The secret names of God such as Yahweh, Adomai and Elohim were considered very powerful mantras. (See: Law of Names) Nonsensical syllables derived from selecting the first letters of various scriptural verses also composed mantras.
Om, the Supreme Reality, is the most sacred mantra of the Hindu. It represents the sound from which the universe was created. There is a variety of Om mantras: Om, Tat, Sat, Om, meaning «O Thou Self-exisent One.»
A Buddhist mantra is Om mani padme hum, which is translated as «O, Jewel of the Lotus, Hum,» or «The Supreme Reality (is the) jewel of Oneness.» The Om mani padme hum mantra also is called the Mani mantra and is used by many Buddhists constantly for many purposes such as enhancing bodily washings and eliminations, and to heal. In the Pure Land sect, the mantra is used to ask fore entry into the Pure Land after death. Many wear these mantras as amulets to ward off evil and bad luck.
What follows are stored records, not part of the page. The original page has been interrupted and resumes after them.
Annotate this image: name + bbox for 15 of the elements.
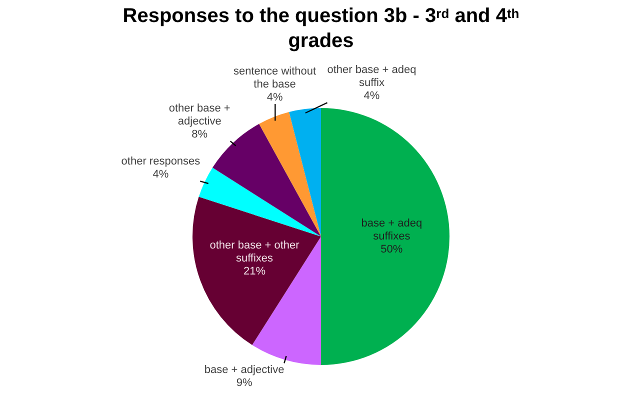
chart-title: Responses to the question 3b - 3$^{rd}$ and 4$^{th}$ grades: [122, 5, 520, 52]
slice-label: base + adeq suffixes: [361, 218, 422, 243]
slice-label: other base + other suffixes: [210, 239, 300, 264]
slice-label: other base + adjective: [168, 102, 230, 128]
data-label: 4%: [364, 90, 380, 102]
slice-label: sentence without the base: [233, 66, 316, 91]
data-label: 9%: [236, 376, 252, 389]
data-label: 4%: [152, 168, 169, 181]
data-label: 4%: [266, 92, 283, 104]
data-label: 8%: [192, 128, 208, 141]
slice-label: base + adjective: [204, 364, 284, 376]
data-label: 21%: [243, 265, 266, 278]
slice-label: other responses: [121, 156, 201, 168]
data-label: 50%: [380, 244, 403, 256]
slice-label: other base + adeq suffix: [327, 64, 416, 90]
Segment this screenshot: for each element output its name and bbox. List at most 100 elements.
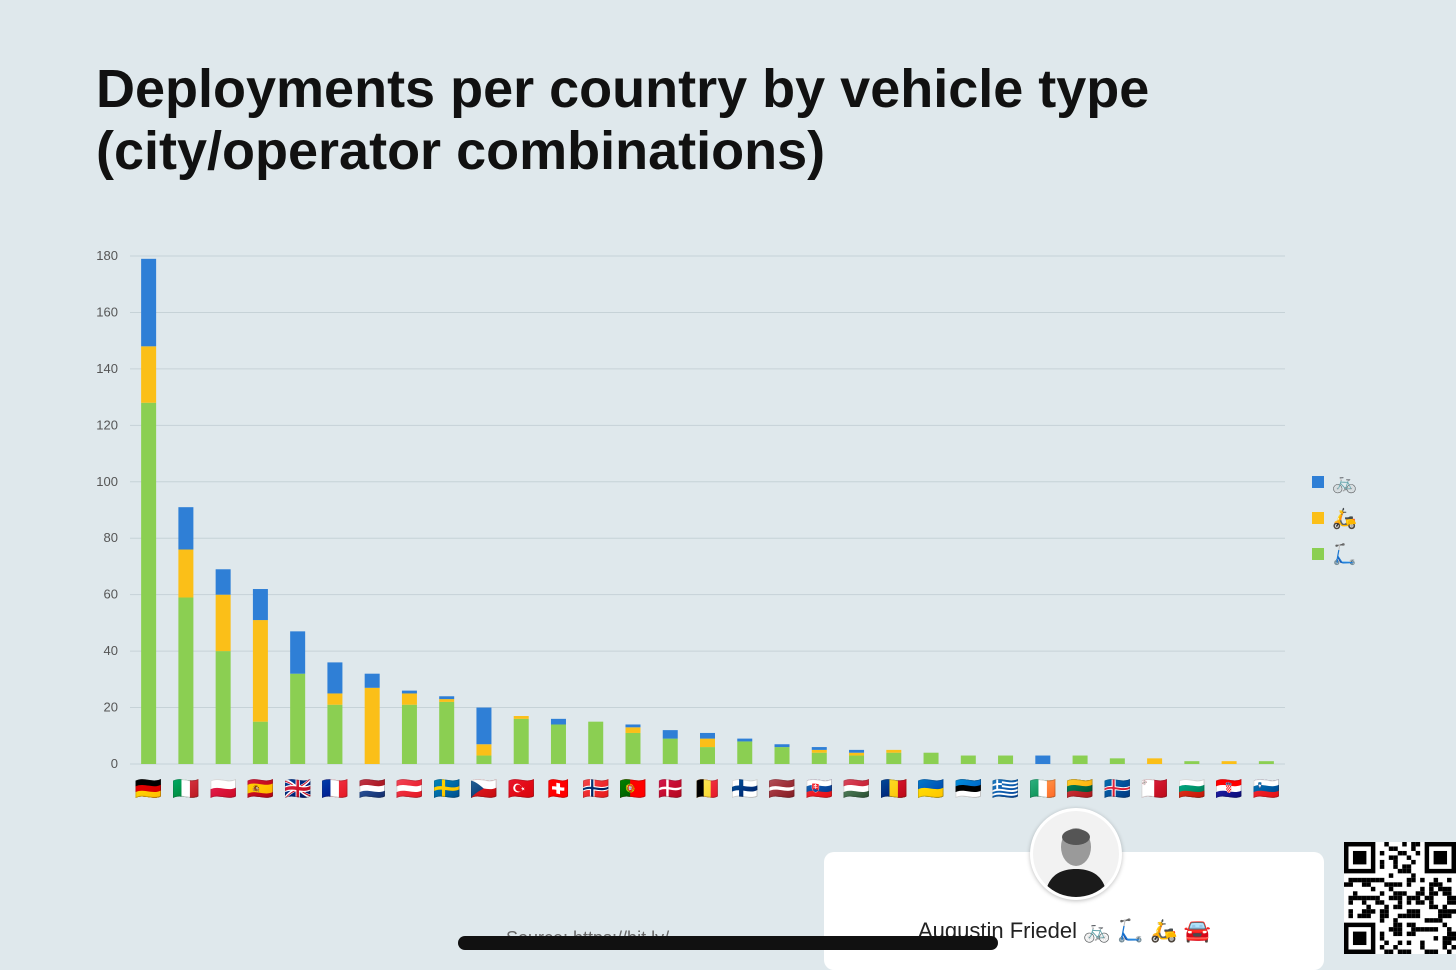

In Buddhism the repetition of Om in meditation helps to create spiritual light and power to cleanse the subtle body and do away with disharmony.
Exorcists in Sri Lanka use secrets mantras to expels demons and ghosts believed responsible for possession, illness and misfortune. The mantras are used in the accompaniment of drums, dancing and curative oils.
In the 20th century, Aleister Crowley created his AUMGN mantra. To Crowley it was an expression of the Om mantra which he believed to be the magical formulae of the universe. He thought the sound vibrations of AUMGN were so powerful that any magician using it would be able to control the uninersal forces. A.G.H.